Мне так и не разрешили повзрослеть. Или это я сама себе не разрешила. Когда переступаю порог их дома, годы тают, мне снова девять лет, на дворе всегда лето, день растягивается до бесконечности — как в то время, когда дедушка запирал меня дома, пока они возились с банками на садовом участке, потому что я могу удрать женихаться с мальчишками, а он не хочет растить гулящую девку. Я смотрела с балкона, как под окнами дома собираются дети; мы кричали друг другу всякую ерунду, договаривались, что я выйду. Я всегда назначала им самый ранний возможный час, надеясь, что свобода наступит к половине пятого или шести вечера. Бабушка с дедушкой никогда не возвращались вовремя, всегда задерживались. Я выходила только в девять, иногда в десять часов, когда игры уже были в самом разгаре, и новый участник служил помехой, приходилось прерываться для скучных уточнений, в какую команду мне идти и начинать ли игру заново. В конце концов я перестала выходить. Но до сих пор помню эти самые мучительные три-четыре часа, когда солнце тает на горизонте, город издает прохладный вздох облегчения, а люди собираются на лавочках и в беседках.
Квартира не изменилась с моего детства, с маминого детства. Я чувствую знакомую духоту, заставляю себя улыбнуться, обнять дедушку, оставить сумки в спальне.
— Он вообще не хочет, чтобы ты ехала в Америку, — говорит бабушка. — Боится, что самолет упадет.

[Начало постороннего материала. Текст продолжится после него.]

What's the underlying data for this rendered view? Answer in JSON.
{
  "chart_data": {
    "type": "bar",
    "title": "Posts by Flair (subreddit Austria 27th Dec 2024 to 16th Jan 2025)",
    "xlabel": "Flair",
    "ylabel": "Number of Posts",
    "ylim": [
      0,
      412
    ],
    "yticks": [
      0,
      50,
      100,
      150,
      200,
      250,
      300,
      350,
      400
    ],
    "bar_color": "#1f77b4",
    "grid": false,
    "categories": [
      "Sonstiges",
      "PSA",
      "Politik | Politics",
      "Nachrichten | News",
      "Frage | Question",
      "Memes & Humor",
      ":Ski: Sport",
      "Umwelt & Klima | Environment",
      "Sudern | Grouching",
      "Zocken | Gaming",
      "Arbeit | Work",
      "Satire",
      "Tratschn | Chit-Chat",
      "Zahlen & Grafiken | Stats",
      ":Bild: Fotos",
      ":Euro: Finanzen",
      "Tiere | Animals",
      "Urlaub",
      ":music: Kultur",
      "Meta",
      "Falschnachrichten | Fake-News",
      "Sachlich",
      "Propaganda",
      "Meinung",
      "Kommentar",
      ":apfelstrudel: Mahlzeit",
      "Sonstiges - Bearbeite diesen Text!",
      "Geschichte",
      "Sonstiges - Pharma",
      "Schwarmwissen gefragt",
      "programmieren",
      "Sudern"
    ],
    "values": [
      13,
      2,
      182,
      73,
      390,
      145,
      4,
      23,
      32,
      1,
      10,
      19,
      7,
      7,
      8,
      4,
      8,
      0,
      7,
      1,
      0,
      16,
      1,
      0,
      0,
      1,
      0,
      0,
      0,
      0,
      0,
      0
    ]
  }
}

Стол ломится от блюд. Еда и вещи заполняют дыру на месте, где должна быть человечность. Я ем и молчу. У меня выработалась привычка не слушать, что они говорят. После третьей стопки ракии дедушка оплакивает судьбу моего дяди. После пятой — свою судьбу. Во всем виноваты коммунисты.
— Он мог стать военным, а теперь они не могут набрать солдат, никто не хочет служить в армии, туда их через колено. Чертов полицейский получает больше денег, чем военный. А полицейский сидит при жене, при ее голой заднице! Вы ничего не знаете, вы не служили…
Моя бабушка стыдилась его всю жизнь. По крайней мере, я так думала. В детстве мне казалось, что она заставляет себя смеяться над его словами. Теперь я в этом не уверена.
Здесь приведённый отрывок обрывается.